Quando saranno pronte le cosiddette «Regole d’ingaggio», un vademecum con tutte le procedure operative da imparare a memoria, c’è da augurarsi che non abbiano mai bisogno di passare dalla teoria alla pratica. I 4.855 tassisti milanesi, comunque, saranno pronti a fare la loro parte nel malaugurato caso che Milano venisse colpita da un attentato terroristico. Lo hanno ribadito ieri mattina i rappresentanti delle centrali radio e dei sindacati di categoria all’assessore comunale alla Sicurezza Guido Manca, durante una riunione al quarto piano degli uffici di via Pellico, a cui hanno partecipato anche il responsabile milanese della Protezione Civile Salvatore Cinquemani e il vicecomandante della Polizia Municipale Emiliano Bezzon. Ora la «strategia» messa a punto da Palazzo Marino e auto bianche finirà sul tavolo della prefettura, dove si stanno definendo le «Linee guida per il coordinamento degli interventi di soccorso in caso di disastri».
Dei 4.855 tassisti, 3.920 sono dotati di apparecchi radio e 925 senza. Nelle ore di punta, le auto bianche in circolazione sono circa 3.500, una risorsa enorme per le situazioni di emergenza. Dalla discussione di ieri è emersa da parte di tutti l’esigenza di raccordare le centrali radio tra loro e con la sala operativa della polizia locale. Come ha spiegato l’assessore Manca, la funzione dei tassisti sarebbe utile sia in fase preventiva, perchè potrebbero segnalare eventuali anomalie e mettere in allerta la sala di crisi allestita in Prefettura, sia in caso di attacco: «Da un lato - spiega -, potrebbero ricevere l’ordine di evacuare subito la zona per lasciare liberi i passaggi ai soccorsi. Oppure, in caso di necessità e di eventi multipli, le centrali, coordinate dalla polizia locale, potrebbero dirottare un certo numero di auto su uno o più punti per allontanare la gente dalla zona e dai palazzi che vanno sgomberati». Anche se buona parte dei tassisti ha seguito corsi di pronto soccorso, solo in casi di estrema necessità potrebbero essere utilizzati per trasportare persone traumatizzate in centri di raccolta o ospedali indicati dalle centrali. I rappresentanti di radiotaxi «8585», Taxi blu «4040», Amico taxi «4000» e «Yellowtaxi» si sono impegnati a nominare all’interno delle loro centrali un referente della sicurezza col compito di coordinare il servizio in caso di emergenza.
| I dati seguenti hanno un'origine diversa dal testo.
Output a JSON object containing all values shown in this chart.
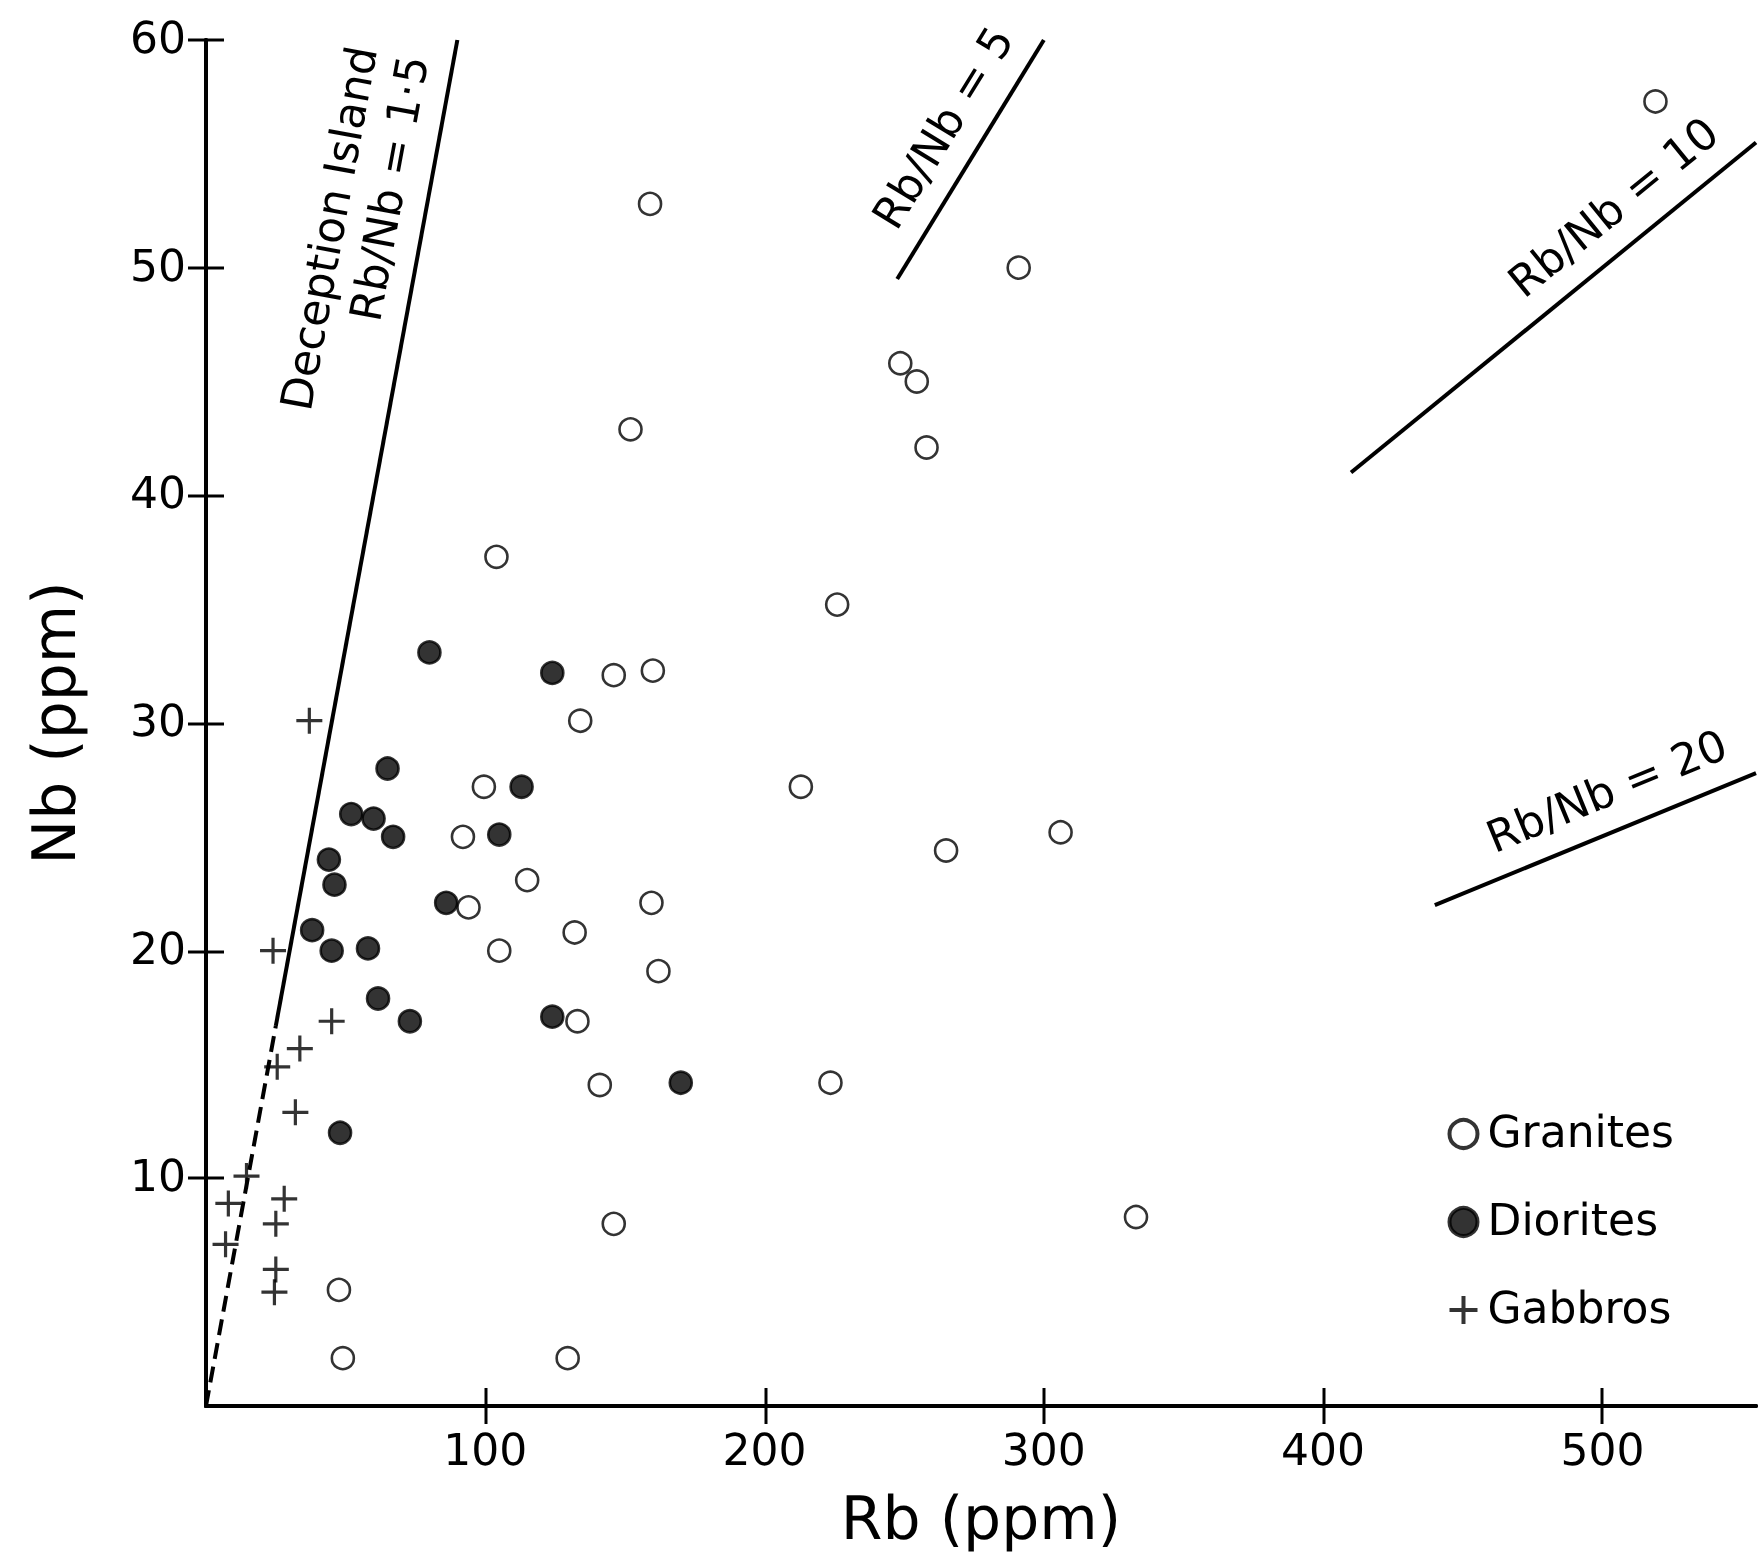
{
  "chart_data": {
    "type": "scatter",
    "xlabel": "Rb (ppm)",
    "ylabel": "Nb (ppm)",
    "xlim": [
      0,
      555
    ],
    "ylim": [
      0,
      60
    ],
    "xticks": [
      100,
      200,
      300,
      400,
      500
    ],
    "yticks": [
      10,
      20,
      30,
      40,
      50,
      60
    ],
    "grid": false,
    "legend": "bottom right",
    "series": [
      {
        "name": "Granites",
        "color": "#ffffff",
        "marker": "circle",
        "x": [
          146,
          160,
          134,
          99.5,
          92,
          115,
          94,
          159.5,
          132,
          105,
          162,
          133,
          141,
          146,
          47.6,
          49,
          129.5,
          159,
          291,
          248.6,
          254.5,
          258,
          152,
          104,
          226,
          519,
          213,
          265,
          306,
          223.6,
          333
        ],
        "values": [
          32.1,
          32.3,
          30.1,
          27.2,
          25,
          23.1,
          21.9,
          22.1,
          20.8,
          20,
          19.1,
          16.9,
          14.1,
          8,
          5.1,
          2.1,
          2.1,
          52.8,
          50,
          45.8,
          45,
          42.1,
          42.9,
          37.3,
          35.2,
          57.3,
          27.2,
          24.4,
          25.2,
          14.2,
          8.3
        ]
      },
      {
        "name": "Diorites",
        "color": "#000000",
        "marker": "circle",
        "x": [
          80,
          124,
          65,
          113,
          52,
          60,
          67,
          105,
          44,
          46,
          86,
          38,
          45,
          58,
          61.6,
          73,
          124,
          170,
          48
        ],
        "values": [
          33.1,
          32.2,
          28,
          27.2,
          26,
          25.8,
          25,
          25.1,
          24,
          22.9,
          22.1,
          20.9,
          20,
          20.1,
          17.9,
          16.9,
          17.1,
          14.2,
          12
        ]
      },
      {
        "name": "Gabbros",
        "color": "#000000",
        "marker": "cross",
        "x": [
          37,
          24,
          45,
          33.6,
          25.5,
          32,
          14.5,
          8,
          28,
          25,
          7,
          25,
          24.5
        ],
        "values": [
          30.1,
          20,
          16.9,
          15.7,
          14.9,
          12.9,
          10.1,
          8.9,
          9.1,
          8,
          7.1,
          6,
          5
        ]
      },
      {
        "type": "line",
        "color": "#000000",
        "line_style": "dashed",
        "marker": "none",
        "x": [
          0,
          25
        ],
        "values": [
          0,
          16.7
        ]
      },
      {
        "name": "Deception Island\nRb/Nb = 1·5",
        "type": "line",
        "color": "#000000",
        "line_style": "solid",
        "marker": "none",
        "x": [
          25,
          90
        ],
        "values": [
          16.7,
          60
        ]
      },
      {
        "name": "Rb/Nb = 5",
        "type": "line",
        "color": "#000000",
        "line_style": "solid",
        "marker": "none",
        "x": [
          247.5,
          300
        ],
        "values": [
          49.5,
          60
        ]
      },
      {
        "name": "Rb/Nb = 10",
        "type": "line",
        "color": "#000000",
        "line_style": "solid",
        "marker": "none",
        "x": [
          410,
          555
        ],
        "values": [
          41,
          55.5
        ]
      },
      {
        "name": "Rb/Nb = 20",
        "type": "line",
        "color": "#000000",
        "line_style": "solid",
        "marker": "none",
        "x": [
          440,
          555
        ],
        "values": [
          22,
          27.8
        ]
      }
    ]
  }
}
Le comunicazioni radio, fondamentali in caso di black out telefonico, sarebbero a disposizione anche della Protezione civile per il passaggio di informazioni. Per questo motivo ieri i tecnici comunali hanno assicurato che al più presto verranno risolti i problemi affinchè la copertura raggiunga anche l’area di Malpensa, Orio al Serio e della nuova Fiera di Rho-Pero.
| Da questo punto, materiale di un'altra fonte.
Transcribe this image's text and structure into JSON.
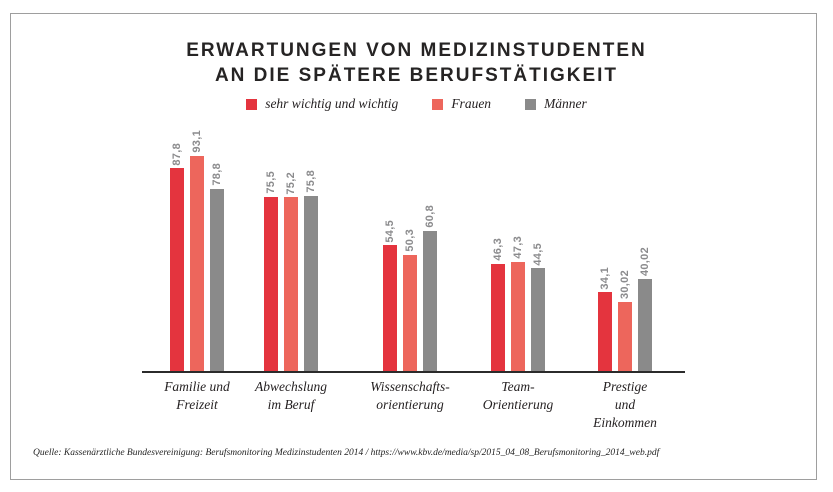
{
  "title": {
    "line1": "ERWARTUNGEN VON MEDIZINSTUDENTEN",
    "line2": "AN DIE SPÄTERE BERUFSTÄTIGKEIT"
  },
  "legend": [
    {
      "label": "sehr wichtig und wichtig",
      "color": "#e4343e"
    },
    {
      "label": "Frauen",
      "color": "#ed665c"
    },
    {
      "label": "Männer",
      "color": "#8a8a8a"
    }
  ],
  "chart_data": {
    "type": "bar",
    "title": "Erwartungen von Medizinstudenten an die spätere Berufstätigkeit",
    "categories": [
      "Familie und\nFreizeit",
      "Abwechslung\nim Beruf",
      "Wissenschafts-\norientierung",
      "Team-\nOrientierung",
      "Prestige und\nEinkommen"
    ],
    "series": [
      {
        "name": "sehr wichtig und wichtig",
        "color": "#e4343e",
        "values": [
          87.8,
          75.5,
          54.5,
          46.3,
          34.1
        ],
        "value_labels": [
          "87,8",
          "75,5",
          "54,5",
          "46,3",
          "34,1"
        ]
      },
      {
        "name": "Frauen",
        "color": "#ed665c",
        "values": [
          93.1,
          75.2,
          50.3,
          47.3,
          30.02
        ],
        "value_labels": [
          "93,1",
          "75,2",
          "50,3",
          "47,3",
          "30,02"
        ]
      },
      {
        "name": "Männer",
        "color": "#8a8a8a",
        "values": [
          78.8,
          75.8,
          60.8,
          44.5,
          40.02
        ],
        "value_labels": [
          "78,8",
          "75,8",
          "60,8",
          "44,5",
          "40,02"
        ]
      }
    ],
    "xlabel": "",
    "ylabel": "",
    "ylim": [
      0,
      100
    ],
    "grid": false,
    "legend_position": "top",
    "value_label_rotation": 90,
    "value_label_color": "#8b8b8d",
    "axis_color": "#2b2b2b"
  },
  "source": "Quelle: Kassenärztliche Bundesvereinigung: Berufsmonitoring Medizinstudenten 2014 / https://www.kbv.de/media/sp/2015_04_08_Berufsmonitoring_2014_web.pdf"
}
I conducenti si sono impegnati da subito a segnalare qualunque caso sospetto alle autorità e a tranquillizzare i clienti sui piani di sicurezza già in atto. «L’occhio dei tassisti - ammette l’assessore Manca - è particolarmente esperto a cogliere le anomalie sul territorio. Abbiamo molto apprezzato la loro disponibilità». In caso di emergenza, spiega il vicecomandante Bezzon, «i tassisti non dovranno occuparsi dei feriti, ma solo delle persone traumatizzate. In certi casi, potrebbe essere importante non tanto che siano presenti nelle aree di crisi, ma che se ne allontanino al più presto per agevolare il passaggio dei mezzi di soccorso».